Methods: We introduce Loss-adjusted EV (LaEV) and compare it to GRADE and three probability-based rankings. We define the properties of a valid ranking under uncertainty and other desirable properties of ranking systems. A two-stage process is proposed: the first selects treatments superior to the reference treatment; the second identifies those that are also within a Minimal Clinically Important Difference (MCID) of the best treatment. Decision rules and ranking systems are compared on stylized examples and 10 NMAs used in NICE Guidelines.
Results: Only LaEV reliably delivers valid rankings under uncertainty and has all the desirable properties. In 10 NMAs comparing between 4 and 40 treatments, an EV decision maker would recommend 4-14 treatments, and LaEV 0-3 (median 2) fewer.
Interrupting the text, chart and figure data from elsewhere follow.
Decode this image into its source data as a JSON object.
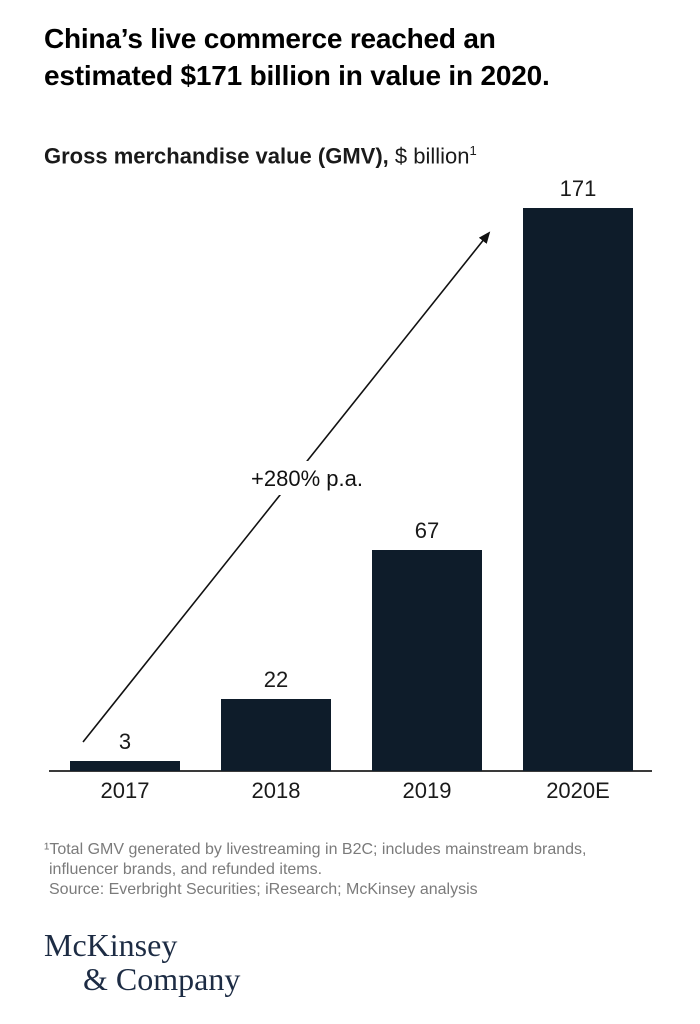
{
  "header": {
    "title_line1": "China’s live commerce reached an",
    "title_line2": "estimated $171 billion in value in 2020."
  },
  "subtitle": {
    "bold": "Gross merchandise value (GMV),",
    "regular": " $ billion",
    "superscript": "1"
  },
  "chart_data": {
    "type": "bar",
    "categories": [
      "2017",
      "2018",
      "2019",
      "2020E"
    ],
    "values": [
      3,
      22,
      67,
      171
    ],
    "title": "Gross merchandise value (GMV), $ billion",
    "xlabel": "",
    "ylabel": "$ billion",
    "ylim": [
      0,
      180
    ],
    "grid": false,
    "legend": false,
    "annotation": "+280% p.a.",
    "bar_color": "#0e1c2a",
    "label_color": "#1a1a1a",
    "axis_color": "#3a3a3a",
    "arrow_color": "#111111"
  },
  "footnote": {
    "line1": "¹Total GMV generated by livestreaming in B2C; includes mainstream brands,",
    "line2": "influencer brands, and refunded items.",
    "line3": "Source: Everbright Securities; iResearch; McKinsey analysis"
  },
  "logo": {
    "line1": "McKinsey",
    "line2": "& Company"
  }
}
GRADE rules give rise to anomalies, and, like the probability-based rankings, the number of treatments recommended depends on arbitrary probability cutoffs. Among treatments that are superior to the reference, GRADE privileges the more uncertain ones, and in 3/10 cases GRADE failed to recommend the treatment with the highest EV and LaEV.
Conclusions: A two-stage approach based on MCID ensures that EV- and LaEV-based rules recommend a clinically appropriate number of treatments. For a risk-averse decision maker, LaEV is conservative, simple to implement, and has an independent theoretical foundation.